Она уже не слышит. Она раздевается. Я придерживаю баллоны, достаю из рюкзака капроновую веревку, прилаживаю петлю. Таня смеется и показывает мне язык.

Она знает, конечно, знает, что может делать со мной что угодно!

Она осторожно идет к воде. Ее босые пятки оттискивают крохотные ямки, загорелые ноги кажутся в сверкании белоснежного ила почти черными. Кончиками пальцев она трогает воду и входит в нее, пробуя дно.

Дно держит прочно, это и я вижу. Миг – и меня ослепляет фонтан брызг. Я глупо улыбаюсь; кто бы мог подумать, что таким безумием закончится наш сегодняшний маршрут! Нельзя было посылать на Марс девушек. Но ведь когда-то они все равно должны были появиться! Появиться и принести сюда это волнующее, дерзкое веселье, этот смех, опрокидывающий все суровое, регламентированное, чуждое Земле и людям. Я люблю ее за это, я без нее не могу больше, ни здесь, на Марсе, ни там, на Земле, не могу без ее непосредственности, без ее улыбки, преображающей все.

Она плавает, хоть колени и скребут по дну, она вся – наслаждение, я же нелепой статуей стою на берегу, держу веревку и чувствую, как тяготит меня пропыленная, пропотевшая одежда, как хочется мне ее скинуть.

Наконец Таня вылезает. Капли, сверкая, бегут по ее телу и темными пятнами осыпают ил. Она пытается развязать веревку; я спешу помочь и наклоняюсь над затянувшимся узлом.

– Запутал ты меня…

Что это? Голос ее слегка дрожит.

Я вскидываю голову, вижу ее глаза – ничего, кроме глаз, и Марс вдруг начинает кружиться подо мной. И сразу – как удар: взгляд Тани суживается, прыгает в сторону, на лице страх. Я стремительно оборачиваюсь и тоже застываю.

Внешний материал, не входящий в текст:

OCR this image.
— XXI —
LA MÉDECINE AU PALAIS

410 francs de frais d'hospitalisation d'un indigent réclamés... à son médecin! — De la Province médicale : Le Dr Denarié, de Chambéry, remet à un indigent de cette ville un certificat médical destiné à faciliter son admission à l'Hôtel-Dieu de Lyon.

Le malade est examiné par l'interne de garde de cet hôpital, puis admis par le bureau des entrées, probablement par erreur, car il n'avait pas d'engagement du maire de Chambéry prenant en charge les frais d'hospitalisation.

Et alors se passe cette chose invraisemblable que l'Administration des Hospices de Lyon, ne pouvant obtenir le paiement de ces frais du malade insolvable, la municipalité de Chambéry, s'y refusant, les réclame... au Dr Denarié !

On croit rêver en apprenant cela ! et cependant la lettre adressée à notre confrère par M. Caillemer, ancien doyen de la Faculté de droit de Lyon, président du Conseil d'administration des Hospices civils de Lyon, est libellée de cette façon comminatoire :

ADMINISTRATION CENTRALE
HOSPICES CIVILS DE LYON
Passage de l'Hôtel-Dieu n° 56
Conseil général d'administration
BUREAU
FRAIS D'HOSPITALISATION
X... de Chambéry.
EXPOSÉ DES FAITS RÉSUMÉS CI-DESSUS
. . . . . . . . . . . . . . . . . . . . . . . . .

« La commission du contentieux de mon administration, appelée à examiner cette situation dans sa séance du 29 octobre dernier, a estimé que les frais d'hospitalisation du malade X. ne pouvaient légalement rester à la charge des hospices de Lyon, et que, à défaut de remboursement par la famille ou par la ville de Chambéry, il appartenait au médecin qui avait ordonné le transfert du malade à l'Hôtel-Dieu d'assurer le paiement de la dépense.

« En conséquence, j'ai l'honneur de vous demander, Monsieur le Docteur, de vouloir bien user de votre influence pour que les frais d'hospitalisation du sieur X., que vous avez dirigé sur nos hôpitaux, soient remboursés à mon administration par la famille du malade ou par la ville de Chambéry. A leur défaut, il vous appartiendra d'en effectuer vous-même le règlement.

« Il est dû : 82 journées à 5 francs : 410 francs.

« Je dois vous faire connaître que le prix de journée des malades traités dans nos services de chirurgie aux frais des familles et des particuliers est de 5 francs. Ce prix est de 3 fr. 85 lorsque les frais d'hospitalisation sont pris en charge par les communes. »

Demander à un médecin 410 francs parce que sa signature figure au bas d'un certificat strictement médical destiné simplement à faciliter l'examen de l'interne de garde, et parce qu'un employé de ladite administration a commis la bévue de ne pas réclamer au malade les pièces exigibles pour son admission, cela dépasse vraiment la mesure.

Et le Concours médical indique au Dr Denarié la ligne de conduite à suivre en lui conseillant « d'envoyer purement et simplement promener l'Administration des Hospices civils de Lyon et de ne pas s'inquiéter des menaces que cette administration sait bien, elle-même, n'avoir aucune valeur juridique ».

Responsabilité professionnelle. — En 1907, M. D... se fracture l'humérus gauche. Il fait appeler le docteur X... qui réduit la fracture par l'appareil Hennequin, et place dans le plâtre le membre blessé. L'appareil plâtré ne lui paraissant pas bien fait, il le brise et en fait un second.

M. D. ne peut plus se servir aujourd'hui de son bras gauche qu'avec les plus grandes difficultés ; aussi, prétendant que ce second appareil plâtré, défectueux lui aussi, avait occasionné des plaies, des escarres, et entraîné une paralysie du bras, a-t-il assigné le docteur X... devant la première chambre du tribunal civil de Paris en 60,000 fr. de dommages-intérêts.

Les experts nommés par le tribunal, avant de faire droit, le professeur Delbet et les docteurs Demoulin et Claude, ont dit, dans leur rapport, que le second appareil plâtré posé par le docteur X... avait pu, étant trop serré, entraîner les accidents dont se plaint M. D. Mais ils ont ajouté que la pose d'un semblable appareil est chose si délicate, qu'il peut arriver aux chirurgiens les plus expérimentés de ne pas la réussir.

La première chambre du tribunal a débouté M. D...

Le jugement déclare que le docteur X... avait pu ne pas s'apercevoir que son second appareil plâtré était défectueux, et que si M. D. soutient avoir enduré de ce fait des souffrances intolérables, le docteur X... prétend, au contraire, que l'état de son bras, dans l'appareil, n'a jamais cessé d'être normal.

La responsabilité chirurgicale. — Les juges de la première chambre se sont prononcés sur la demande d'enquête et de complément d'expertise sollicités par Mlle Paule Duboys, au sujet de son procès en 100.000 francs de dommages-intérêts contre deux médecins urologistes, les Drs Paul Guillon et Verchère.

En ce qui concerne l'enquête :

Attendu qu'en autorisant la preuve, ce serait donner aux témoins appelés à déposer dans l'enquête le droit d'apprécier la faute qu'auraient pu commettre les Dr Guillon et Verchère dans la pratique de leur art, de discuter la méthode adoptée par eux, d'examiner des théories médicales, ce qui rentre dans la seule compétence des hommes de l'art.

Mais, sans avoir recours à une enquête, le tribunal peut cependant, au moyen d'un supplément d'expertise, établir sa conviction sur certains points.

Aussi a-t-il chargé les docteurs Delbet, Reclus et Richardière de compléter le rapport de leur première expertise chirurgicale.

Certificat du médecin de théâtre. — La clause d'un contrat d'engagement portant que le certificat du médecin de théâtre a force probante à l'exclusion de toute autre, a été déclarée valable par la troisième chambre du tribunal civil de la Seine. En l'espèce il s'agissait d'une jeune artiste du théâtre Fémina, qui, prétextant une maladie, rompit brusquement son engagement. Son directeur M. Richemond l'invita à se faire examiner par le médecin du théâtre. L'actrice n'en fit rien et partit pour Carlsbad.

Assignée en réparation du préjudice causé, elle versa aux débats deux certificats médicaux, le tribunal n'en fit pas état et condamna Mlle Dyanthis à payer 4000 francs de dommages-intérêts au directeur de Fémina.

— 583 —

Близко-близко от нас я вижу прижавшееся к траве тело зверя, злобный просверк его глаз, напружинившиеся лапы с кривыми грязными когтями.

Я понимаю, что он сейчас кинется на нас, знаю, что этот хищник – чара – уже нападал на человека, знаю, что его прыжок молниеносен, знаю это и не могу пошевельнуться.

– Чара! – крик глухо отдается В моих ушах. – Чара!

Я не узнаю голоса Тани. В каком-то столбняке вижу ее протянутую к зверю руку, ее подавшееся вперед тело, она что-то говорит требовательно и мягко, не разберу что, но в тоне ее слов незнакомая мне сила и власть, льющаяся на этот напряженный комок мускулов, на эту взведенную злобой мину. Прыжка все нет.

Оцепенение отпускает. Краем глаза следя за чарой, я тянусь к пистолету, освобождаю его из кобуры, кладу палец на спасительный курок… И тут на мою руку из-за спины решительно ложится Танина ладонь.

Она запрещает мне стрелять.

С отчетливостью почти зрительной я успеваю осознать, что выстрел – последняя крайность, что промах почти обеспечен, что даже раненый зверь смертельно опасен. В то же бесконечно растянутое мгновение инстинкт, требующий от меня немедленного действия, успевает бурно возмутиться. Еще я успеваю заметить, что Танина рука, протянутая к чаре, не дрожит, но почему-то белеет от кисти к предплечью.

И я вижу, как чара, будто завороженная голосом, тушит блеск глаз, как по ее мускулам проходит волна, как растерянно дергается кончик ее хвоста, как опускается книзу ее плоская треугольная морда…

Чара с фырканьем вскакивает, трусит вдоль берега, садится и, недоуменно поглядывая на нас, принимается лакать воду. Ее язычок ходит быстро, как у кошки. Потом чара поворачивается и степенно убегает. Танина рука бессильно падает.

Секунды перестают быть вечностью. В Танином лице ни кровинки, мне приходится обхватить ее, чтобы она не упала. Но она тотчас выпрямляется. Ее подбородок дрожит, глаза сияют, она с гордостью выпаливает:

– А все-таки послушалась! А все-таки это кошка, кошка, марсианская кошка!

«Да, – мелькает мысль, – теперь мне ясно, кто приручил когда-то земных зверей…»

– Таня, – говорю я, – задержи дыхание.

Она послушно поднимает лицо, я отвожу ее маску, срываю свою и целую Таню в губы.

Наружный воздух щекочет ноздри. Теперь я знаю, как пахнет Марс.